A District Court judge in New Mexico has granted a defendant’s motion for summary judgment and denied a plaintiff’s motion to certify a class in a Fair Debt Collection Practices Act case because a number of payment options were rounded to the nearest dollar and were different than the total amount owed.
A copy of the ruling in the case of Zuniga v. TrueAccord can be accessed by clicking here.
The plaintiff received an email from the defendant with a link to several payment options. The options were:
- pay the balance of $1,585 in full
- make three payments of $529 each
- make six payments of $265 each
- make nine payments of $177 each
When multiplying the monthly payment amount by the number of payments, the plaintiff noticed that the total amounts paid were all different. This was because the defendant’s “computer system divided the amount owed by three months, six months, and nine months, rounding each installment payment up to the nearest dollar,” according to the ruling — a process it has since stopped doing as a result of this lawsuit.
The defendant argued that the plaintiff lacked standing to sue, that it did not make any false or deceptive statements, that if it did they were not material, and that it is entitled to the FDCPA’s bona fide error defense.
Judge Kenneth Gonzales of the District Court for the District of New Mexico first ruled the plaintiff did have standing to sue.

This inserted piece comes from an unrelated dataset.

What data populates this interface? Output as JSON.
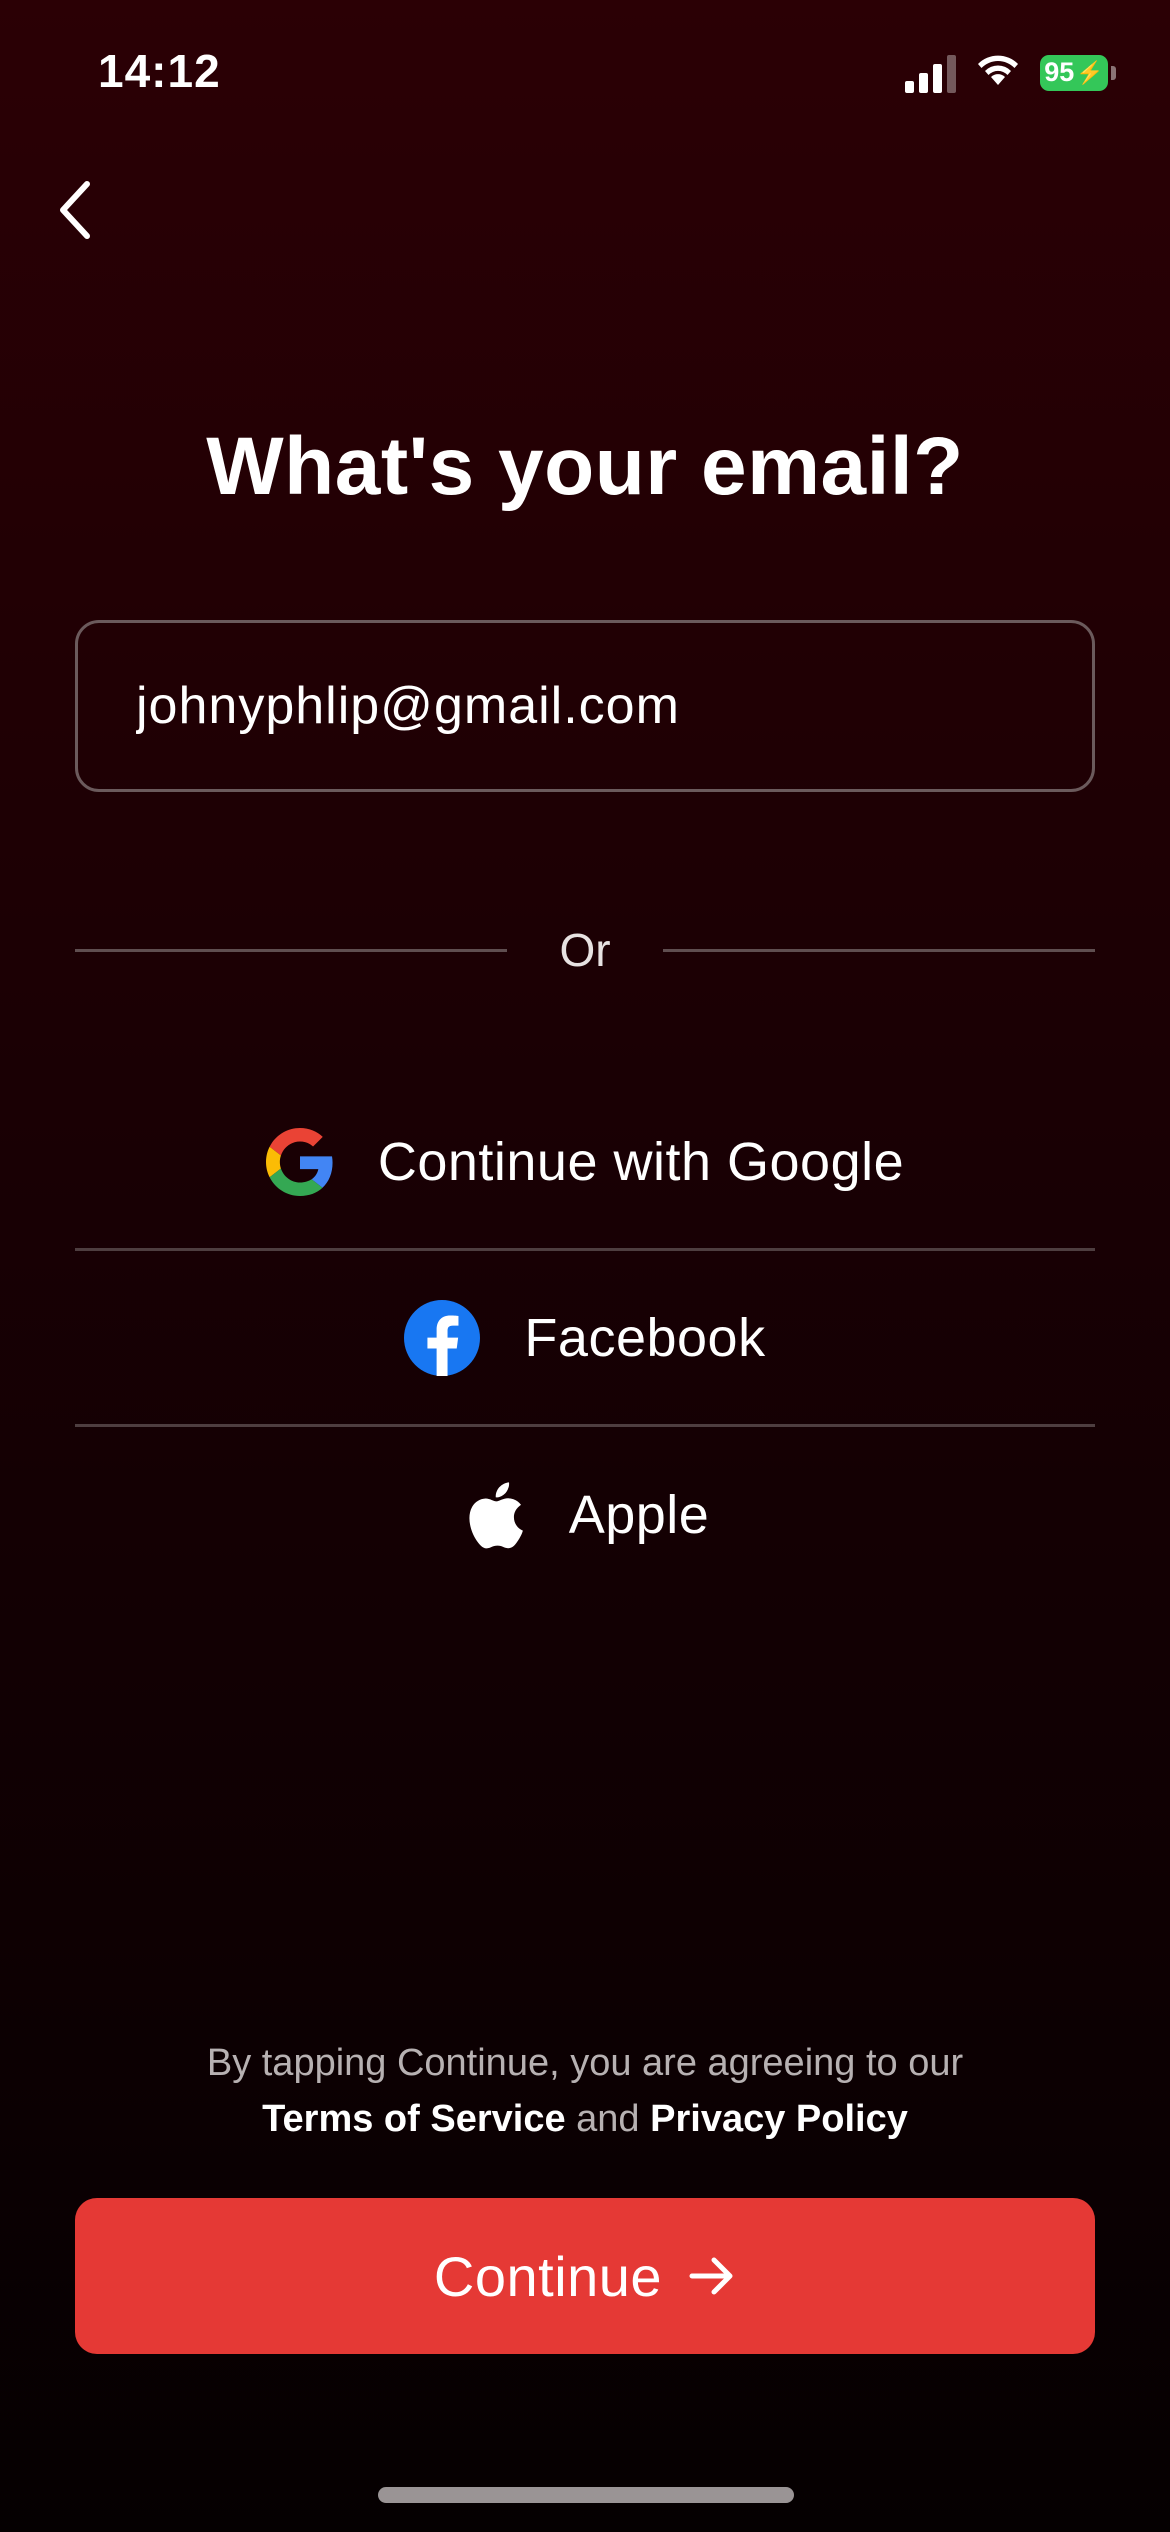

Judge Gonzales then ruled the information provided by the defendant in the email and on its website did not constitute a false or deceptive statement. “Read as a whole, the linked pages provide sufficiently clear information that a least sophisticated consumer would be certain of his or her rights,” he wrote.
Judge Gonzales then ruled that the defendant’s actions did, in fact, constitute a bona fide error, and ruled that “no dispute of material fact” exists.